To determine the insertion length of the NG tube, measure from the Nose, to the Earlobe, to the Xiphoid process, to the Midline of the Umbilicus (NEMU).

Be sure to note the centimeter marking on the tube where it exits the nose or mouth and periodically check and document that its location has not changed.


Measure the pH of gastric secretions.

A gastric pH value between 1 – 5.5 without a change in the patient’s clinical status indicates gastric placement.


NOVEL is actively working with the Patient Safety Movement Foundation and other organizations to encourage hospitals to adopt these best practices and to educate healthcare practitioners at all levels in their application.

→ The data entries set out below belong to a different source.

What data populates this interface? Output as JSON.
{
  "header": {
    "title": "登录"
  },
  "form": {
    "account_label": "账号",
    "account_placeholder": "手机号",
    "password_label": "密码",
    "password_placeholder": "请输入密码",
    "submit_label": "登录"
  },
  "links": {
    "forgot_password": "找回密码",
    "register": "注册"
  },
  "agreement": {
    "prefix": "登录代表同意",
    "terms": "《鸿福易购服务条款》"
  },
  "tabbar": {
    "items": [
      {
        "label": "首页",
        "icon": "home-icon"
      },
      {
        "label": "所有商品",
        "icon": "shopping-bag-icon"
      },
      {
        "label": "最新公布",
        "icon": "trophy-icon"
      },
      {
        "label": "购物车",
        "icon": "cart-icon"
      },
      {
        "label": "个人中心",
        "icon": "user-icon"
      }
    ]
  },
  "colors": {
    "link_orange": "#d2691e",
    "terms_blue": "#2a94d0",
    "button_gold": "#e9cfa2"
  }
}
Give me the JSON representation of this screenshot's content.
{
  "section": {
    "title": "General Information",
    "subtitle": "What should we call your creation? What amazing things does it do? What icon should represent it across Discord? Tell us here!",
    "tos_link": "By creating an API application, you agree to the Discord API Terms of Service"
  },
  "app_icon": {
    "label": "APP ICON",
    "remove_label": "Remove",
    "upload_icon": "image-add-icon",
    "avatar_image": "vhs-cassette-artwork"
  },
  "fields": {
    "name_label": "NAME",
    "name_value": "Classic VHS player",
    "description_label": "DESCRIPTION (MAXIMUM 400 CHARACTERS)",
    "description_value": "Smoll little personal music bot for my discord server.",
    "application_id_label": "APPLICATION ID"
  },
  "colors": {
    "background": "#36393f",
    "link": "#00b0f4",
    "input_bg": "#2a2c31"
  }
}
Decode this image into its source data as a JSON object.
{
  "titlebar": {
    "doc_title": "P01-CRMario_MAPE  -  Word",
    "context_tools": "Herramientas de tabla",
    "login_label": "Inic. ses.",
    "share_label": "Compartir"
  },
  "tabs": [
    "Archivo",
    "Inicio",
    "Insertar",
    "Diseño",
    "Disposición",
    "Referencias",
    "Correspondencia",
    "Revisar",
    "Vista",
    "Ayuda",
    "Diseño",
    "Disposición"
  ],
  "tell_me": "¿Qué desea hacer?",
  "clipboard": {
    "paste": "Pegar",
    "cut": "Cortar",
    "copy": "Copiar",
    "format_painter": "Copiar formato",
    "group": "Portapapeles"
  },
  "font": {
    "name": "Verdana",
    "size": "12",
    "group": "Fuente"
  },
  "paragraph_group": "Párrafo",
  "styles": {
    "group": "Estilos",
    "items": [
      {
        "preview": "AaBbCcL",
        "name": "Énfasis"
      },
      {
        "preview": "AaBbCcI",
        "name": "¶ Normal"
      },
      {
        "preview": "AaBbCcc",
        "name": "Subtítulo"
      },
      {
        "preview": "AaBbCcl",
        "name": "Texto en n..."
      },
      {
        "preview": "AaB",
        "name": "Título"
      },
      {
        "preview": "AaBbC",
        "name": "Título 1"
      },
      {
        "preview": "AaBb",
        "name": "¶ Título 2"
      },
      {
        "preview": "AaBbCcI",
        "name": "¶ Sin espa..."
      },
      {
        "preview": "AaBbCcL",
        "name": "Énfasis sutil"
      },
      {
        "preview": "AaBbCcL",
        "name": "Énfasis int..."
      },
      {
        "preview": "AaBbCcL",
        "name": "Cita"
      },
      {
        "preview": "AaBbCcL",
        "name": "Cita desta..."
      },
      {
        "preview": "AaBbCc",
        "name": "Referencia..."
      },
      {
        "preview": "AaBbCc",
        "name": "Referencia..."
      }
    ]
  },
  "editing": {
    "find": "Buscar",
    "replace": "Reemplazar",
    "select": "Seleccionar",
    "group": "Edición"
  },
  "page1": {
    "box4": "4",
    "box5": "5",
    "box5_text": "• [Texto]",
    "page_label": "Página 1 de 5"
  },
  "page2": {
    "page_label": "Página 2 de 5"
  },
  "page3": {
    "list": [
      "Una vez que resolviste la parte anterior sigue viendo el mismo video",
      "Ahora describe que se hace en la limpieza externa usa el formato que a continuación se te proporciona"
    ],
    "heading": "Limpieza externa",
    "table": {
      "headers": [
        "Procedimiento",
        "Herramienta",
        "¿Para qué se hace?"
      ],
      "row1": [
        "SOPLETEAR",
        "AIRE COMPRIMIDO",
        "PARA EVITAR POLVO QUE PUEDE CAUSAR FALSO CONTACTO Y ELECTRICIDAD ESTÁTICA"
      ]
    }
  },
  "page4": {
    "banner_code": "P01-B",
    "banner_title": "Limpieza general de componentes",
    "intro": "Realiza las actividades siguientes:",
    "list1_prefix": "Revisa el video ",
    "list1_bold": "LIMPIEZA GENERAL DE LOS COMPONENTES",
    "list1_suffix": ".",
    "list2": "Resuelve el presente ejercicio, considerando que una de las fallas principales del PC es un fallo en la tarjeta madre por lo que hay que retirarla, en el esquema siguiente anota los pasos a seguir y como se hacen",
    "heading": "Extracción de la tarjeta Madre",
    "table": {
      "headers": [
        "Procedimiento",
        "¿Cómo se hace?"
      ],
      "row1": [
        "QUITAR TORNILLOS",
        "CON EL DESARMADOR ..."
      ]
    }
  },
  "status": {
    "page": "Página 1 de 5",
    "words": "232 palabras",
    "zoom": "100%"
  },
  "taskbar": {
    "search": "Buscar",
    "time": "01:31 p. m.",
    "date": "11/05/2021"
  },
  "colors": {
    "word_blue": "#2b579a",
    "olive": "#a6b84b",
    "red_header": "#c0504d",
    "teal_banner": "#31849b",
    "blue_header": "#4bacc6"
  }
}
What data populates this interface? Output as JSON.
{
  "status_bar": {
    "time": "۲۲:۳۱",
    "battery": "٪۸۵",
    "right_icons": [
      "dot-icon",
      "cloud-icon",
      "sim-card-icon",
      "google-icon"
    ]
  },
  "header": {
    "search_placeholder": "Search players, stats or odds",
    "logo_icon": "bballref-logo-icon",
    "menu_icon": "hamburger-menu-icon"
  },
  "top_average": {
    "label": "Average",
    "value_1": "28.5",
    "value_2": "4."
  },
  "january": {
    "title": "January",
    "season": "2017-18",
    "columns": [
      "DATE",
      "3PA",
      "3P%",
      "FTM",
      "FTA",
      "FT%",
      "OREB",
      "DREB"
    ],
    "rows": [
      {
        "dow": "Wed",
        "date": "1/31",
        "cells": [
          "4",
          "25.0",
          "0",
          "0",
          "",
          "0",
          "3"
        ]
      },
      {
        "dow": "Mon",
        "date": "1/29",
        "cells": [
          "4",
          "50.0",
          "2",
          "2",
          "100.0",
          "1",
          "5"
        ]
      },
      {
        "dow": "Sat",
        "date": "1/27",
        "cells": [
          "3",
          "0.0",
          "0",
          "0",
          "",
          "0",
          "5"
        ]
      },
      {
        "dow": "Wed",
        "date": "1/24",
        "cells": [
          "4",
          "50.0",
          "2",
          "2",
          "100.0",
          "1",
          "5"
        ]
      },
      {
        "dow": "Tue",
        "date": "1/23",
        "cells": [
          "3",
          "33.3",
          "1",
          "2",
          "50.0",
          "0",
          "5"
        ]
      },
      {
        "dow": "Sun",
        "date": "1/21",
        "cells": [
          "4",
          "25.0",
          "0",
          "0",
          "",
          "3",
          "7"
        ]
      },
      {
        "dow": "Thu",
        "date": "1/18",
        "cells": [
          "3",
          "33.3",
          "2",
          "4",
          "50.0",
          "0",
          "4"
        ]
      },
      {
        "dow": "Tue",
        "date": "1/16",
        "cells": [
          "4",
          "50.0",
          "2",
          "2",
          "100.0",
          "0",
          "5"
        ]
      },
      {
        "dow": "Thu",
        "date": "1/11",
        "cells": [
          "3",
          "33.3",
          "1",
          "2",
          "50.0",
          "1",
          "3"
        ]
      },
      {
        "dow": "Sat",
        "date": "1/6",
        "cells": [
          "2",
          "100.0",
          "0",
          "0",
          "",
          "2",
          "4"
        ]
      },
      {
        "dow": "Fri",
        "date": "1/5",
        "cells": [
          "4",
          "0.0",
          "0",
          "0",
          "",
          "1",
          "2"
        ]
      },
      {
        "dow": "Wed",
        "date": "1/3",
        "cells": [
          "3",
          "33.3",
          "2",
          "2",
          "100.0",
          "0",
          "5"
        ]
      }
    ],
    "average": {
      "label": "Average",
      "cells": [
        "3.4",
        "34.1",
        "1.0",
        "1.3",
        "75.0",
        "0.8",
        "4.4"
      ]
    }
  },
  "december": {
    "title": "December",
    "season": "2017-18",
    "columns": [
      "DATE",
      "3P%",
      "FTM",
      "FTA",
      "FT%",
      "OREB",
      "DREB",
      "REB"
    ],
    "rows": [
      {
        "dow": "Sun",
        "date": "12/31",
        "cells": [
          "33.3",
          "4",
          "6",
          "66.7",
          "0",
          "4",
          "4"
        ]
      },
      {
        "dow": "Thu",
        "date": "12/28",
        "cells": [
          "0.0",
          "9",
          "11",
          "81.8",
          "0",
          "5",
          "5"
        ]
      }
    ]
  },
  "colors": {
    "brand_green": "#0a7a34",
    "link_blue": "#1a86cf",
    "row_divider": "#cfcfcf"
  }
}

In January 2019, NOVEL released a small reference card that summarizes the recommended best practices. The card also includes a decision tree on when gastric pH measurement should be used and when X-ray is indicated. These quick reference cards have been designed to fit into a clinician’s badge holder, pocket, or wallet. A PDF of the card can be downloaded at (see illustration below)









ASPEN also offers two instructional videos on Pediatric Nasogastric Tube Placement and Verification. One video is geared for Professionals and the other for Caregivers. The videos will also be available in Spanish after January 18, 2019.






These 18- to 20-minute instructional videos not only demonstrate the recommended procedures for insertion and verification on a model and a live crying infant, but they also include practical tips learned over years of placing NG tubes in pediatric patients.

The videos, as well as additional information and publications from and about the NOVEL Project, are available at


The NOVEL Project will meet on March 23 during the ASPEN 2019 Nutrition Science & Practice Conference in Phoenix, AZ. Interested clinicians and industry members are welcome to attend. The reference cards will also be distributed at the meeting.

Practitioners can learn more about enteral access management and clinical nutritional therapy during the ASPEN conference which continues through March 26. Many other conference sessions focus on patient safety, including organizational practices and legal concerns, competency training, and disaster preparedness.

Simple Steps to Save Lives

The tragic stories of a young life being cut short by a simple procedure intended to nourish and prolong that life are all too familiar. No one—not the family members or the healthcare professionals involved—will ever be the same again.

We can reduce—and hopefully one day eliminate—preventable deaths from NG tube misplacement. We have the knowledge and the tools at hand.  It is up to us to apply them.